The UK 2-year swap remains elevated, suggesting that 2-year Gilt yields remain compressed despite soaring by 20bps this week. The potential is for them to rise to 6% ahead of the August 3rd BOE meeting, especially as the FED prepares to deliver another rate hike.
Ten-year Gilt yields have also the potential to rise to 5.25%, the 2008 peak level.
The difference between 2- and 10-year on-the-run Gilts
The on-the-run 10-year Gilt (GB00BMV7TC88) offers a yield of 4.65% and pays a semiannual coupon of 3.25%.
If you buy it today and decide to sell it in a year, you will lose -1% if the yields rise to 5.25%. Otherwise, you will gain 9% if yields drop to 4%. If you decide not to sell it, you will receive a coupon of 3.25% every year.
When interest rates rise, the risk-reward tradeoff is more appealing in short-term government bonds. The on-the-run 2-year Gilt (GB00BK5CVX03) offers a yield of 5.4% and pays a coupon of 0.625%. If you buy it today and decide to sell it in a year, you will lose -0.1% if yields rise to 6%, and you will gain 2.13% if yields drop to 4.8%. Suppose you hold the bond until you receive 0.625% every year.
From the example above, the bigger coupon on the 10-year Gilt decreases the bond's convexity, making it less sensitive to interest rate rises. However, the short duration of the 2-year note creates a nice buffer to losses despite the lower coupon.

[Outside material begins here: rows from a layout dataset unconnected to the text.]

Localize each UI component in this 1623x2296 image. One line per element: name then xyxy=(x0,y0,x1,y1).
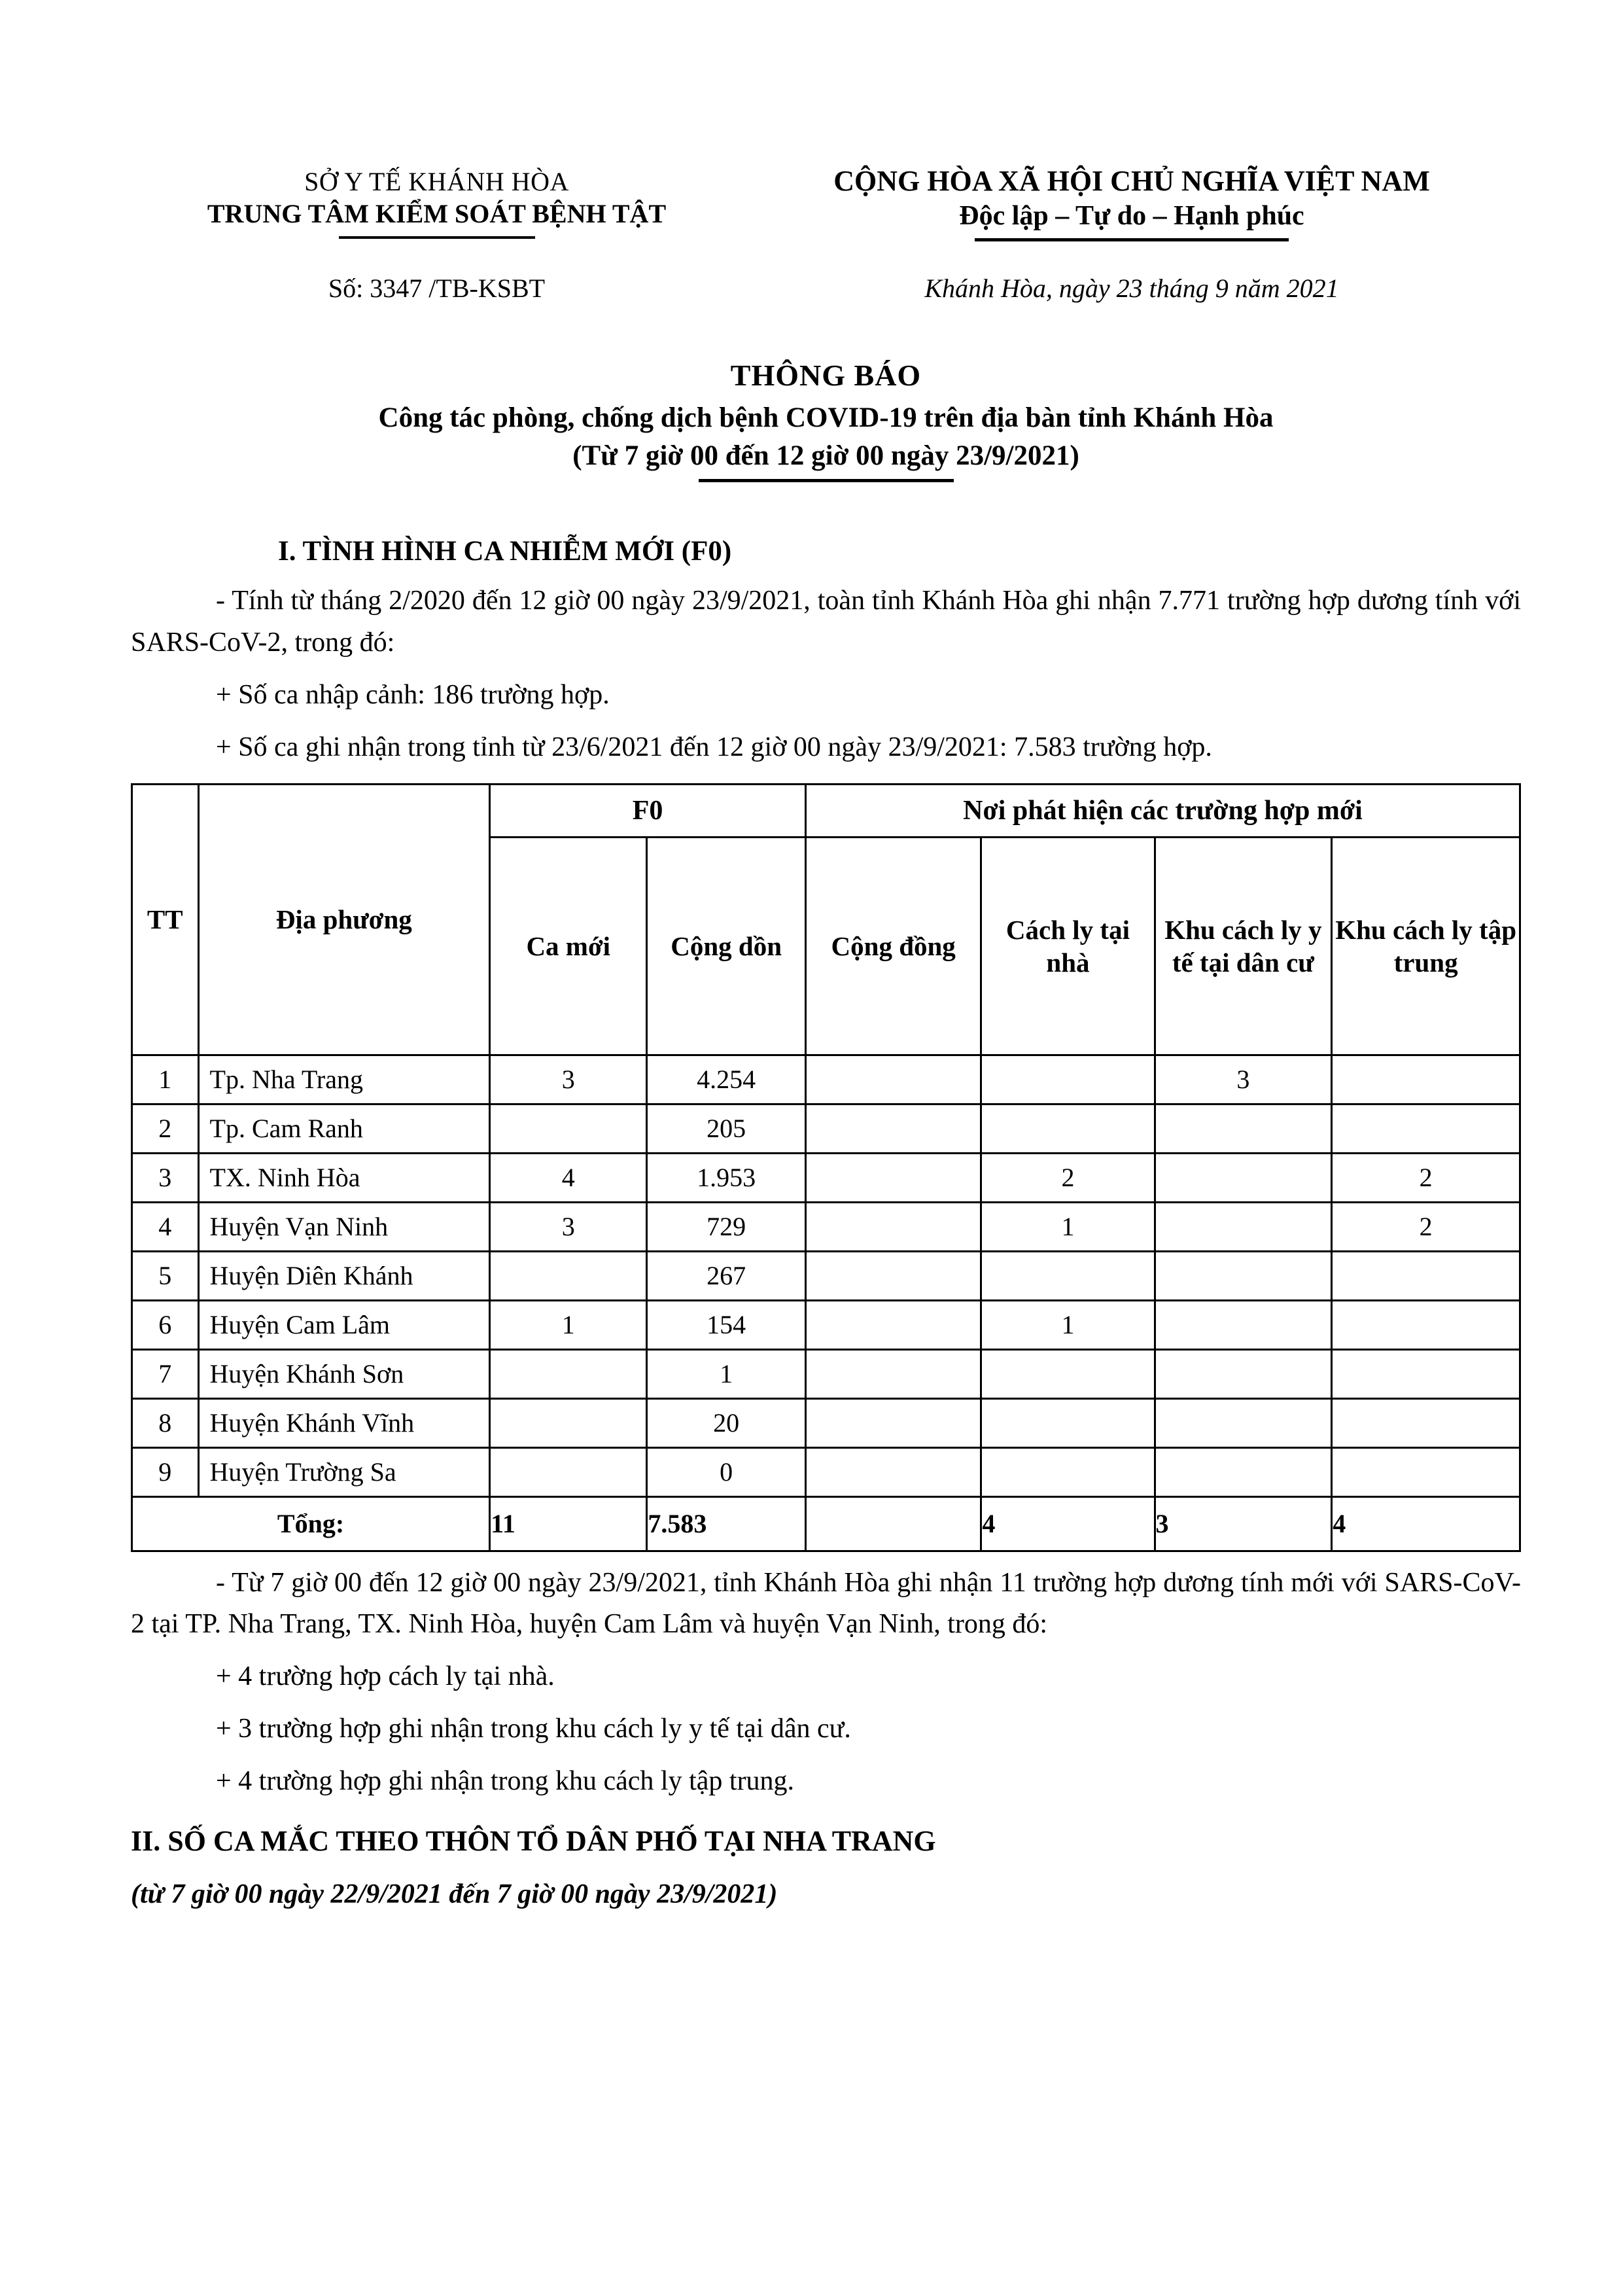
national-heading-block xyxy=(742,164,1521,241)
place-date-block xyxy=(742,273,1521,304)
row-concentrated xyxy=(1332,1300,1520,1349)
row-community xyxy=(805,1104,981,1153)
row-community xyxy=(805,1398,981,1447)
th-home-quarantine: Cách ly tại nhà xyxy=(981,837,1155,1055)
row-new-cases xyxy=(490,1447,647,1496)
section-2-heading: II. SỐ CA MẮC THEO THÔN TỔ DÂN PHỐ TẠI NHA TRANG xyxy=(131,1824,936,1857)
table-row xyxy=(132,1447,1520,1496)
row-new-cases xyxy=(490,1251,647,1300)
row-medical-area xyxy=(1155,1447,1332,1496)
title-block xyxy=(131,356,1521,482)
covid-statistics-table xyxy=(131,783,1521,1552)
total-medical-area: 3 xyxy=(1155,1496,1332,1551)
document-period: (Từ 7 giờ 00 đến 12 giờ 00 ngày 23/9/2021) xyxy=(572,440,1079,472)
table-header-group-row xyxy=(132,784,1520,837)
table-row xyxy=(132,1153,1520,1202)
issuing-authority-block xyxy=(131,164,742,239)
section-1-paragraph-3: + Số ca ghi nhận trong tỉnh từ 23/6/2021 đến 12 giờ 00 ngày 23/9/2021: 7.583 trường hợp. xyxy=(216,732,1212,762)
row-new-cases xyxy=(490,1349,647,1398)
row-concentrated xyxy=(1332,1398,1520,1447)
row-medical-area xyxy=(1155,1202,1332,1251)
row-locality: Huyện Cam Lâm xyxy=(198,1300,490,1349)
row-concentrated xyxy=(1332,1055,1520,1104)
table-row xyxy=(132,1398,1520,1447)
row-locality: Huyện Khánh Vĩnh xyxy=(198,1398,490,1447)
row-medical-area: 3 xyxy=(1155,1055,1332,1104)
row-tt: 3 xyxy=(132,1153,199,1202)
row-tt: 8 xyxy=(132,1398,199,1447)
row-community xyxy=(805,1153,981,1202)
row-concentrated: 2 xyxy=(1332,1202,1520,1251)
document-number-block xyxy=(131,273,742,304)
section-2-subheading: (từ 7 giờ 00 ngày 22/9/2021 đến 7 giờ 00 ngày 23/9/2021) xyxy=(131,1879,778,1909)
authority-underline xyxy=(339,236,535,239)
row-home-quarantine xyxy=(981,1104,1155,1153)
row-locality: Huyện Trường Sa xyxy=(198,1447,490,1496)
document-number: Số: 3347 /TB-KSBT xyxy=(328,274,546,304)
row-locality: Huyện Khánh Sơn xyxy=(198,1349,490,1398)
department-name: SỞ Y TẾ KHÁNH HÒA xyxy=(304,167,569,196)
row-tt: 5 xyxy=(132,1251,199,1300)
row-home-quarantine xyxy=(981,1055,1155,1104)
row-tt: 1 xyxy=(132,1055,199,1104)
row-locality: TX. Ninh Hòa xyxy=(198,1153,490,1202)
row-tt: 4 xyxy=(132,1202,199,1251)
th-group-detection-place: Nơi phát hiện các trường hợp mới xyxy=(805,784,1520,837)
row-new-cases: 3 xyxy=(490,1202,647,1251)
row-medical-area xyxy=(1155,1349,1332,1398)
table-header xyxy=(132,784,1520,1055)
row-concentrated xyxy=(1332,1104,1520,1153)
total-community xyxy=(805,1496,981,1551)
th-concentrated-quarantine: Khu cách ly tập trung xyxy=(1332,837,1520,1055)
row-new-cases: 3 xyxy=(490,1055,647,1104)
table-total-row xyxy=(132,1496,1520,1551)
row-concentrated xyxy=(1332,1447,1520,1496)
row-cumulative: 20 xyxy=(647,1398,806,1447)
row-medical-area xyxy=(1155,1398,1332,1447)
th-tt: TT xyxy=(132,784,199,1055)
table-body xyxy=(132,1055,1520,1496)
table-row xyxy=(132,1055,1520,1104)
row-medical-area xyxy=(1155,1251,1332,1300)
row-medical-area xyxy=(1155,1300,1332,1349)
row-new-cases xyxy=(490,1104,647,1153)
row-tt: 2 xyxy=(132,1104,199,1153)
row-home-quarantine xyxy=(981,1251,1155,1300)
section-1-paragraph-6: + 3 trường hợp ghi nhận trong khu cách ly y tế tại dân cư. xyxy=(216,1714,851,1744)
row-cumulative: 4.254 xyxy=(647,1055,806,1104)
row-community xyxy=(805,1055,981,1104)
row-home-quarantine: 1 xyxy=(981,1300,1155,1349)
row-home-quarantine xyxy=(981,1398,1155,1447)
total-concentrated: 4 xyxy=(1332,1496,1520,1551)
national-motto: Độc lập – Tự do – Hạnh phúc xyxy=(959,200,1304,231)
section-1-paragraph-1: - Tính từ tháng 2/2020 đến 12 giờ 00 ngày 23/9/2021, toàn tỉnh Khánh Hòa ghi nhận 7.771 trường hợp dương tính với SARS-CoV-2, trong đó: xyxy=(131,586,1521,658)
row-locality: Huyện Vạn Ninh xyxy=(198,1202,490,1251)
row-home-quarantine: 2 xyxy=(981,1153,1155,1202)
row-concentrated: 2 xyxy=(1332,1153,1520,1202)
row-concentrated xyxy=(1332,1349,1520,1398)
title-underline xyxy=(699,479,954,482)
country-name: CỘNG HÒA XÃ HỘI CHỦ NGHĨA VIỆT NAM xyxy=(833,165,1430,197)
row-cumulative: 267 xyxy=(647,1251,806,1300)
masthead xyxy=(131,164,1521,241)
row-home-quarantine: 1 xyxy=(981,1202,1155,1251)
row-home-quarantine xyxy=(981,1349,1155,1398)
section-1-heading: I. TÌNH HÌNH CA NHIỄM MỚI (F0) xyxy=(278,536,732,567)
row-medical-area xyxy=(1155,1153,1332,1202)
row-locality: Tp. Nha Trang xyxy=(198,1055,490,1104)
row-home-quarantine xyxy=(981,1447,1155,1496)
row-cumulative: 1 xyxy=(647,1349,806,1398)
row-cumulative: 154 xyxy=(647,1300,806,1349)
row-cumulative: 1.953 xyxy=(647,1153,806,1202)
document-meta-row xyxy=(131,273,1521,304)
row-new-cases xyxy=(490,1398,647,1447)
section-1-paragraph-7: + 4 trường hợp ghi nhận trong khu cách ly tập trung. xyxy=(216,1765,795,1796)
table-row xyxy=(132,1349,1520,1398)
place-and-date: Khánh Hòa, ngày 23 tháng 9 năm 2021 xyxy=(924,274,1339,304)
document-sheet xyxy=(131,164,1521,1912)
row-community xyxy=(805,1300,981,1349)
th-group-f0: F0 xyxy=(490,784,806,837)
row-community xyxy=(805,1251,981,1300)
section-1-paragraph-4: - Từ 7 giờ 00 đến 12 giờ 00 ngày 23/9/2021, tỉnh Khánh Hòa ghi nhận 11 trường hợp dương tính mới với SARS-CoV-2 tại TP. Nha Trang, TX. Ninh Hòa, huyện Cam Lâm và huyện Vạn Ninh, trong đó: xyxy=(131,1567,1521,1640)
table-row xyxy=(132,1104,1520,1153)
motto-underline xyxy=(975,238,1289,241)
row-locality: Huyện Diên Khánh xyxy=(198,1251,490,1300)
th-locality: Địa phương xyxy=(198,784,490,1055)
document-subject: Công tác phòng, chống dịch bệnh COVID-19 trên địa bàn tỉnh Khánh Hòa xyxy=(378,402,1274,434)
row-cumulative: 729 xyxy=(647,1202,806,1251)
th-cumulative: Cộng dồn xyxy=(647,837,806,1055)
row-new-cases: 1 xyxy=(490,1300,647,1349)
total-home-quarantine: 4 xyxy=(981,1496,1155,1551)
th-medical-quarantine-area: Khu cách ly y tế tại dân cư xyxy=(1155,837,1332,1055)
row-community xyxy=(805,1447,981,1496)
th-new-cases: Ca mới xyxy=(490,837,647,1055)
th-community: Cộng đồng xyxy=(805,837,981,1055)
row-community xyxy=(805,1349,981,1398)
table-row xyxy=(132,1300,1520,1349)
center-name: TRUNG TÂM KIỂM SOÁT BỆNH TẬT xyxy=(207,198,667,228)
section-1-paragraph-2: + Số ca nhập cảnh: 186 trường hợp. xyxy=(216,679,610,710)
document-type-title: THÔNG BÁO xyxy=(730,359,922,393)
row-new-cases: 4 xyxy=(490,1153,647,1202)
row-medical-area xyxy=(1155,1104,1332,1153)
row-locality: Tp. Cam Ranh xyxy=(198,1104,490,1153)
row-tt: 7 xyxy=(132,1349,199,1398)
table-row xyxy=(132,1202,1520,1251)
section-1-paragraph-5: + 4 trường hợp cách ly tại nhà. xyxy=(216,1661,555,1692)
total-label: Tổng: xyxy=(132,1496,490,1551)
row-tt: 9 xyxy=(132,1447,199,1496)
row-tt: 6 xyxy=(132,1300,199,1349)
row-cumulative: 205 xyxy=(647,1104,806,1153)
row-cumulative: 0 xyxy=(647,1447,806,1496)
total-cumulative: 7.583 xyxy=(647,1496,806,1551)
table-row xyxy=(132,1251,1520,1300)
total-new-cases: 11 xyxy=(490,1496,647,1551)
row-concentrated xyxy=(1332,1251,1520,1300)
row-community xyxy=(805,1202,981,1251)
table-footer xyxy=(132,1496,1520,1551)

Are deeply discounted 40-year Gilts a good idea?
The way taxation works in the UK makes it more convenient for bond investors to hold bonds with the minimum coupon and the biggest capital gain to benefit from capital gain exemptions and avoid income taxes. That naturally leads UK residents to pick bonds with the maximum convexity. However, are they a good idea?
The Gilt with 2061 maturity (GB00BMBL1D50) pays a coupon of 0.5% and trades at 30 cents on the dollar. If kept until maturity, it will provide an annualized return of 4.2%. Yet, if you need to sell it in one year and the yield moved by 50bps, you will face a loss or gain of roughly 15%.
While it may be true that rates might decline at a certain point in the future, we cannot be certain at which level they might stabilize. The big problem with holding such an instrument is the loss of opportunity. By now, if you were invested in such an instrument, you would have lost the opportunity to buy much less risky and higher-yielding securities. The problem multiplies as rates continue to soar.